Pooled sensitivity of AA-PET and RANO MRI was found to be 76% and 32%, respectively. Obviously, sensitivity of 76% is far from perfect. Still, it is more than twice of sensitivity of MRI. Given the anti-angiogenic effect of BEV, poor sensitivity of RANO MRI is not unexpected. Nevertheless, the RANO criteria are still commonly used in monitoring of patients with rHGG under BEV therapy [9, 10]. Our results clearly argue that with sensitivity below that by chance, the value of conventional MRI in this setting is very limited.

Pooled specificity did not significantly differ between AA-PET (71%) and conventional MRI (82%). In our study specificity refers to the ability to correctly identify patients without the disease progression. Given that BEV reduces permeability of the BBB, high specificity of RANO MRI is not unexpected. Notably, advanced MRI, such as dynamic contrast-enhanced MRI, can detect progressive disease under BEV therapy more accurately [18]. Somewhat lower specificity of PET can be explained by local inflammatory processes, e.g., reactive astrocytosis, after radiation and systemic therapy, which may result in tracer uptake above the level of normal brain tissue [19].

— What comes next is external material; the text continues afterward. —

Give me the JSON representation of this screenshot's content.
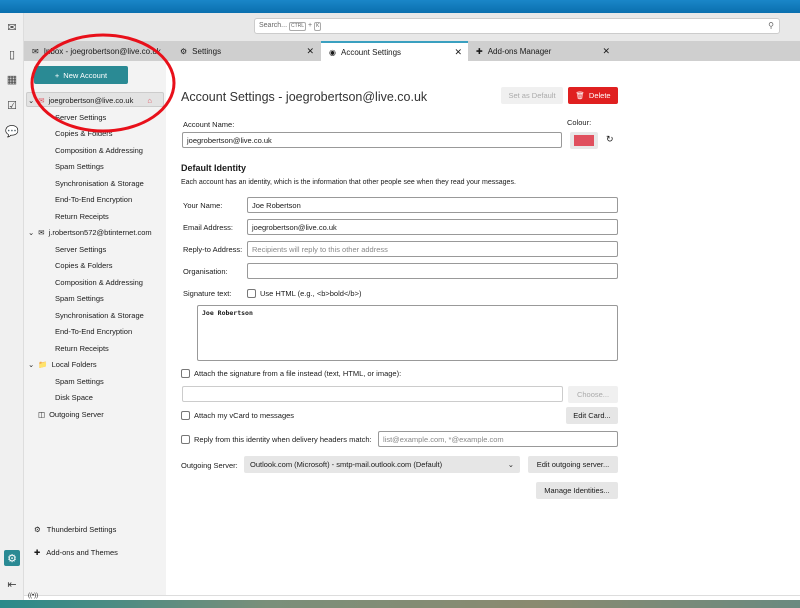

This study has certain limitations. First, the included studies applied different PET criteria, such as a reduction in metabolic tumor volume and tumor-to-normal brain ratio. Second, the diagnosis of HGG in the included studies was based on older diagnostic criteria and did not take into account mixed HGG pathology. Furthermore, the low number of the eligible studies did not allow sub-analyses according to the IDH mutation status and concomitant chemotherapy.

In sum, this work provides a high level evidence on the superior value of AA-PET relative to RANO MRI for prediction of OS in patients with rHGG under BEV therapy.